AIDS Res Ther. 2012 Sep 28;9(1):27. doi: 10.1186/1742-6405-9-27.
The impact of highly active antiretroviral therapy (HAART) in HIV-infected patients admitted to the intensive care unit (ICU) remains controversial. We evaluate impact of HAART prescription in HIV-infected patients admitted to the ICU of Tourcoing Hospital from January 2000 to December 2009.
There were 91 admissions concerning 85 HIV-infected patients. Reasons for ICU admission were an AIDS-related diagnosis in 46 cases (51%). Fifty two patients (57%) were on HAART at the time of ICU admission, leading to 21 immunovirologic successes (23%). During the ICU stay, HAART was continued in 29 patients (32%), and started in 3 patients (3%). Only one patient experienced an adverse event related to HAART. Mortality rate in ICU and 6 months after ICU admission were respectively 19% and 27%. Kaplan-Meier estimates of the cumulative unajusted survival probability over 6 months were higher in patients treated with HAART during the ICU stay (Log rank: p = 0.04). No benefit of HAART in ICU was seen in the adjusted survival proportion at 6 months or during ICU stay. Prescription of HAART during ICU was associated with a trend to lower incidence of new AIDS-related events at 6 months (respectively 17% and 34% with and without HAART, p = 0.07), and with higher incidence of antiretroviral resistance after ICU stay (respectively 25% and 7% with and without HAART, p = 0.02).
Our results suggest a lower death rate over 6 months in critically ill HIV-infected patients taking HAART during ICU stay. The optimal time to prescribe HAART in critically ill patients needs to be better defined.
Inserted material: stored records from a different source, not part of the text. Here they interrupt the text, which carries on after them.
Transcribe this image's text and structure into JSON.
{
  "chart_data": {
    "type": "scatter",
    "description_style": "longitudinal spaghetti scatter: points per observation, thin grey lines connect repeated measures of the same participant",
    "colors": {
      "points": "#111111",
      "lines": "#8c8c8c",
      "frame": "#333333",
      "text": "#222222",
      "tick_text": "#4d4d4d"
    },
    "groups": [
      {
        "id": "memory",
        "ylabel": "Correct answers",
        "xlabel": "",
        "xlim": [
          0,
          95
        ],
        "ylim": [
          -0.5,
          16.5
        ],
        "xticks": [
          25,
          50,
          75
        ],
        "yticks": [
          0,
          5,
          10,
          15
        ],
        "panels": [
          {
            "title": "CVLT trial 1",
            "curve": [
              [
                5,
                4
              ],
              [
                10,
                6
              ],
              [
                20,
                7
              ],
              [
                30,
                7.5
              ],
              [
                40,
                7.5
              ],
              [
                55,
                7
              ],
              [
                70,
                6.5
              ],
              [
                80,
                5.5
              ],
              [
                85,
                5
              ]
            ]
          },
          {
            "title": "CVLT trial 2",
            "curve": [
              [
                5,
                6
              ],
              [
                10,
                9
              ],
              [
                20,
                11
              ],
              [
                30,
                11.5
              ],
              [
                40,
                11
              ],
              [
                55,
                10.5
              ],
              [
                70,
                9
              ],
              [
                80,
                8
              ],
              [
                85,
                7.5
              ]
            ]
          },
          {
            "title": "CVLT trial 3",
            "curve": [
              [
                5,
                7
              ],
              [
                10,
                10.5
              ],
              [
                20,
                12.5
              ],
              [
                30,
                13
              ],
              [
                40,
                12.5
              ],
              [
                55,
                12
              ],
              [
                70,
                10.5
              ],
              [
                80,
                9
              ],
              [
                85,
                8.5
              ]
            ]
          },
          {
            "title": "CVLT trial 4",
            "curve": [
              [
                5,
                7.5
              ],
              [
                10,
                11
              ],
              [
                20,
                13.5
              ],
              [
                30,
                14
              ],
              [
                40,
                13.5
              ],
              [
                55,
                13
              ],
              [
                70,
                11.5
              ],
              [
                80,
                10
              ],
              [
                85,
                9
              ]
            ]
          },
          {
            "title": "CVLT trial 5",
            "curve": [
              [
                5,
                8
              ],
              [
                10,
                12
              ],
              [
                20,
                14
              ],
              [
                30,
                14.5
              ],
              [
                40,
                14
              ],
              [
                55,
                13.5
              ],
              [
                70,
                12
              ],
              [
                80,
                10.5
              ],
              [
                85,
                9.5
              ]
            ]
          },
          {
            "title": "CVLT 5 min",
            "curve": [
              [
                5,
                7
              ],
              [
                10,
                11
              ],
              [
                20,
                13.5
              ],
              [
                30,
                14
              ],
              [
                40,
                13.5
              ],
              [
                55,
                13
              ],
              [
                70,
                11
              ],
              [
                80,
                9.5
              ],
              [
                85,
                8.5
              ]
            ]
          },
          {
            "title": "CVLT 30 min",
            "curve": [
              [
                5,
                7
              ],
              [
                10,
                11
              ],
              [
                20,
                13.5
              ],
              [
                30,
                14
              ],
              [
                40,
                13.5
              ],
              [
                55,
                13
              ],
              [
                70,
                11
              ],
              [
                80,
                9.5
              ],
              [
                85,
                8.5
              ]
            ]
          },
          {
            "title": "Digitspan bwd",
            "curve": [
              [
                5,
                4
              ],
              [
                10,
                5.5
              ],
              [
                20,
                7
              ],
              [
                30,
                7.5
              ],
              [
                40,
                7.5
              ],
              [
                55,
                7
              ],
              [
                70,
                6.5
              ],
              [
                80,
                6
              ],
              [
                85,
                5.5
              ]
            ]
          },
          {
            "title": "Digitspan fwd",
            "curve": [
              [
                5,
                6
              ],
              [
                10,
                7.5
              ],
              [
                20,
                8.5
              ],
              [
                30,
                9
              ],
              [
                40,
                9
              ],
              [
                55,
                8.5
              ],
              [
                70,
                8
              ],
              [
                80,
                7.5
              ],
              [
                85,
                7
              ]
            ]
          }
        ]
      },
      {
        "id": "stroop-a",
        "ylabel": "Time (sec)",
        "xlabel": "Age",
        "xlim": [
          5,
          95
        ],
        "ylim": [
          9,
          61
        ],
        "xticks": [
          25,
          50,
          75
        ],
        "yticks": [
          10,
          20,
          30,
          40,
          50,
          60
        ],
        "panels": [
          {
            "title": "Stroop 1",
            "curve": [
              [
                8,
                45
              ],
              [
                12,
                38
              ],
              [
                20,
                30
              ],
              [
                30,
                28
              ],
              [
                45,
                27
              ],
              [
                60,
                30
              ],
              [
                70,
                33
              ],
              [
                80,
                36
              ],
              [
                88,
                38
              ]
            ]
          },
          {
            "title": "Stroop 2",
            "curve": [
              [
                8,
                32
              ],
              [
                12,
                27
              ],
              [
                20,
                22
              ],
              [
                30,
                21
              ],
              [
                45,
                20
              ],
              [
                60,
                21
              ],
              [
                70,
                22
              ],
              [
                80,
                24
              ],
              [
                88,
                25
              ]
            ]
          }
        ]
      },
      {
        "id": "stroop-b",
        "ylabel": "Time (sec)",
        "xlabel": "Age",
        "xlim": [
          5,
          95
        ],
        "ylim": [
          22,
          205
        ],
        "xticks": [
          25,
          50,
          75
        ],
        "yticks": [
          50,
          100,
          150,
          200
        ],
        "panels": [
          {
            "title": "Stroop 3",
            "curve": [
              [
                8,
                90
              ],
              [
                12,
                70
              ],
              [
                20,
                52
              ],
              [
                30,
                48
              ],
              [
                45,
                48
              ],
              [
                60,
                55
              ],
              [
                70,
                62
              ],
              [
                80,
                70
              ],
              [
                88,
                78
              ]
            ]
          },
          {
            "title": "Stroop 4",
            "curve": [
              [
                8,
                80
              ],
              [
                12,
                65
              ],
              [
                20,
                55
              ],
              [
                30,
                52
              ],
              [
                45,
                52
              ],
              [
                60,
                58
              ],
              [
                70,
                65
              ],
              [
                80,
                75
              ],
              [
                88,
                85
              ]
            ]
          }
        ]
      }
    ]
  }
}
高效抗逆转录病毒疗法(HAART)对入住重症监护病房(ICU)的 HIV 感染者的影响仍存在争议。我们评估了 2000 年 1 月至 2009 年 12 月期间,在图尔宽医院 ICU 收治的 HIV 感染者接受 HAART 治疗的影响。
共有 91 例涉及 85 例 HIV 感染者的住院记录。入住 ICU 的原因包括 AIDS 相关诊断 46 例(51%)。52 例(57%)患者在入住 ICU 时正在接受 HAART 治疗,其中 21 例免疫病毒学治疗成功(23%)。在 ICU 住院期间,继续接受 HAART 治疗的患者有 29 例(32%),新开始接受 HAART 治疗的患者有 3 例(3%)。只有 1 例患者出现与 HAART 相关的不良事件。ICU 死亡率和 ICU 入住 6 个月后死亡率分别为 19%和 27%。Kaplan-Meier 估计的 6 个月累积未调整生存率在 ICU 期间接受 HAART 治疗的患者中更高(Log rank:p=0.04)。调整后的 6 个月生存率或 ICU 住院期间生存率均未显示 HAART 治疗的获益。在 ICU 期间处方 HAART 与 6 个月时新发 AIDS 相关事件的发生率呈下降趋势(分别为有和无 HAART 的患者为 17%和 34%,p=0.07),与 ICU 后发生抗逆转录病毒耐药的发生率呈上升趋势(分别为有和无 HAART 的患者为 25%和 7%,p=0.02)。
我们的结果表明,在 ICU 期间接受 HAART 治疗的 HIV 重症感染患者 6 个月后死亡率较低。需要更好地定义重症患者中 HAART 的最佳治疗时机。